I have been a teacher for a long time; 46 years to be precise. But I trained to be a teacher several years before that and have wanted to be a teacher since I was in Grade 2 some 65 years ago. A lifetime of commitment cannot be part of your conscious self for so long without giving some thought to retirement. You start to collect tropes from others in the same situation – I’ll teach until I drop, I can’t wait to get out of here, I’ll stay so long as it is fun, etc. You become a collector of these rationalizations over time, trying each one on in turn and as a practicing Christian, rejecting them all as being unworthy of the God you serve.

The only reason that ever made any sense to me, on a practical as well as a spiritual level (we are all spiritual beings; some of us just are just more conscious of that reality) was that I would teach as long as God had a use for me in the classroom.

Not that I have ever used the classroom to proselytize my faith. That would degrade both my faith and my God by using my position to advance a personal agenda. But I have always seen my profession as more of a calling than an occupation. God finds us all in all the places He ordains for a reason. It was never too difficult to figure out what He wanted me to do, and I have always been happy to do it. I entered teaching with barely more than a change of clothes. He has taken me quite literally to the other side of the planet and enriched my life in countless ways. I would be a fool NOT to follow Him.

So when I had a (mild!) heart attack while teaching back in January, it didn’t take me long to realize that God was speaking to me and I should pay attention. Well, to be honest, it took an angiogram of my extensive arterial clogging, two surgeries, seven stents, and weeks of atrial fibrillation to get my attention. I’m a little hard-headed, you know. But when the penny did drop, as it did on March 20 while having a morning coffee with Pam in downtown George Town, it dropped with the settled surety of divine fiat.

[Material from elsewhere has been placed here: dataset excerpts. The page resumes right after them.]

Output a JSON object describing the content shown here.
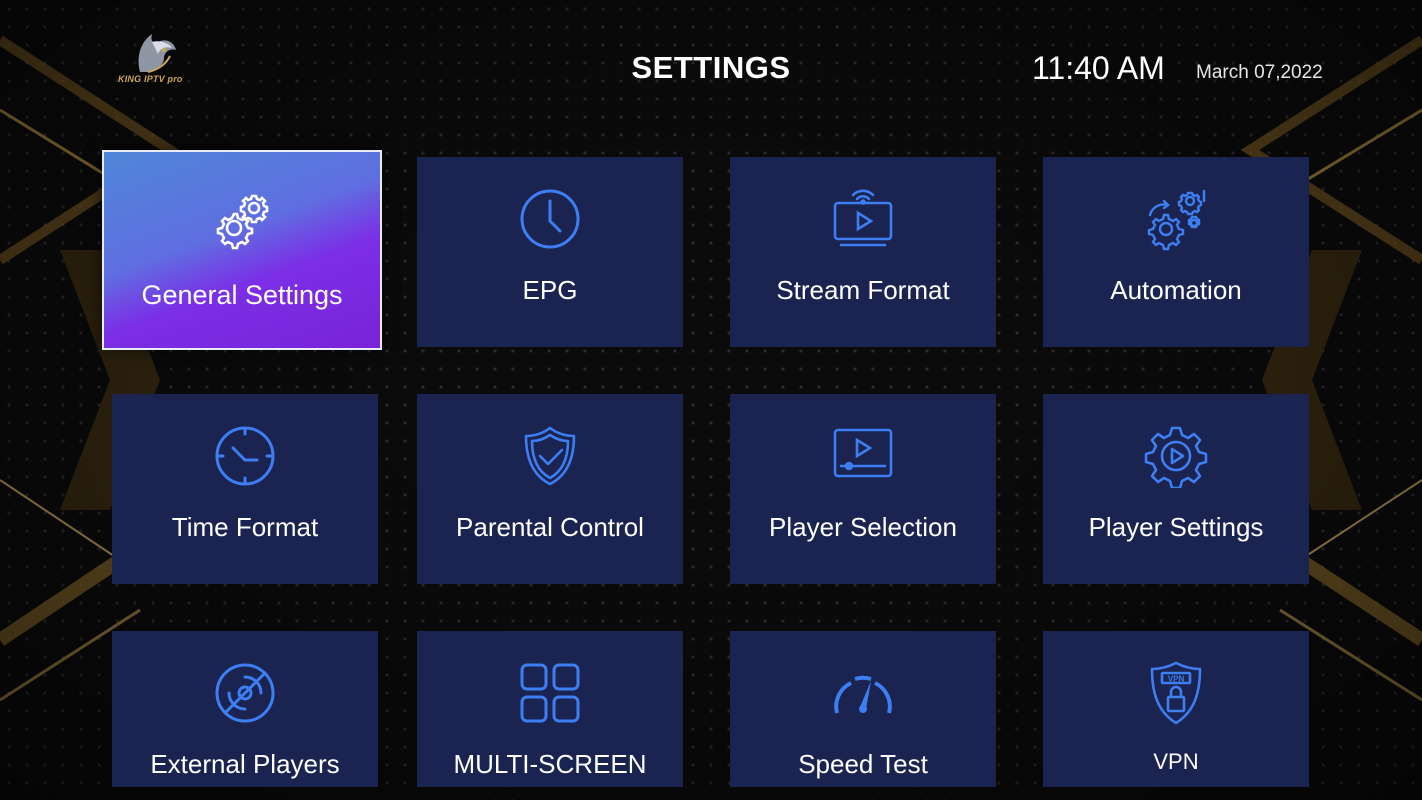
{
  "header": {
    "logo_text": "KING IPTV pro",
    "title": "SETTINGS",
    "time": "11:40 AM",
    "date": "March 07,2022"
  },
  "colors": {
    "tile_bg": "#1b2450",
    "icon_blue": "#3d7ef2",
    "accent_gold": "#c9a65a",
    "focus_gradient_start": "#4f86d8",
    "focus_gradient_end": "#7a22d8"
  },
  "tiles": [
    {
      "label": "General Settings",
      "icon": "gears-icon",
      "focused": true
    },
    {
      "label": "EPG",
      "icon": "clock-icon"
    },
    {
      "label": "Stream Format",
      "icon": "stream-screen-icon"
    },
    {
      "label": "Automation",
      "icon": "automation-gears-icon"
    },
    {
      "label": "Time Format",
      "icon": "time-clock-icon"
    },
    {
      "label": "Parental Control",
      "icon": "shield-check-icon"
    },
    {
      "label": "Player Selection",
      "icon": "video-player-icon"
    },
    {
      "label": "Player Settings",
      "icon": "gear-play-icon"
    },
    {
      "label": "External Players",
      "icon": "disc-off-icon"
    },
    {
      "label": "MULTI-SCREEN",
      "icon": "grid-icon"
    },
    {
      "label": "Speed Test",
      "icon": "speedometer-icon"
    },
    {
      "label": "VPN",
      "icon": "vpn-lock-icon"
    }
  ]
}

Since then I haven’t given a stray thought to the possibility of staying any longer. Nor do I have any regrets for staying as long as I did. I have had an absolutely amazing career, teaching the subjects and grades I wanted and avoiding most of what is boring and tedious. I have taught on four continents, in six countries, in nine schools to thousands of students over the course of my long career and never met anything but respect and appreciation for all that I have tried to do.

My God has been sufficient for my every need. I have served Him with joy, and leave the classroom now with gratitude for this calling, and a lifetime of happy memories in store. May your own retirement be as fulfilling as mine has been.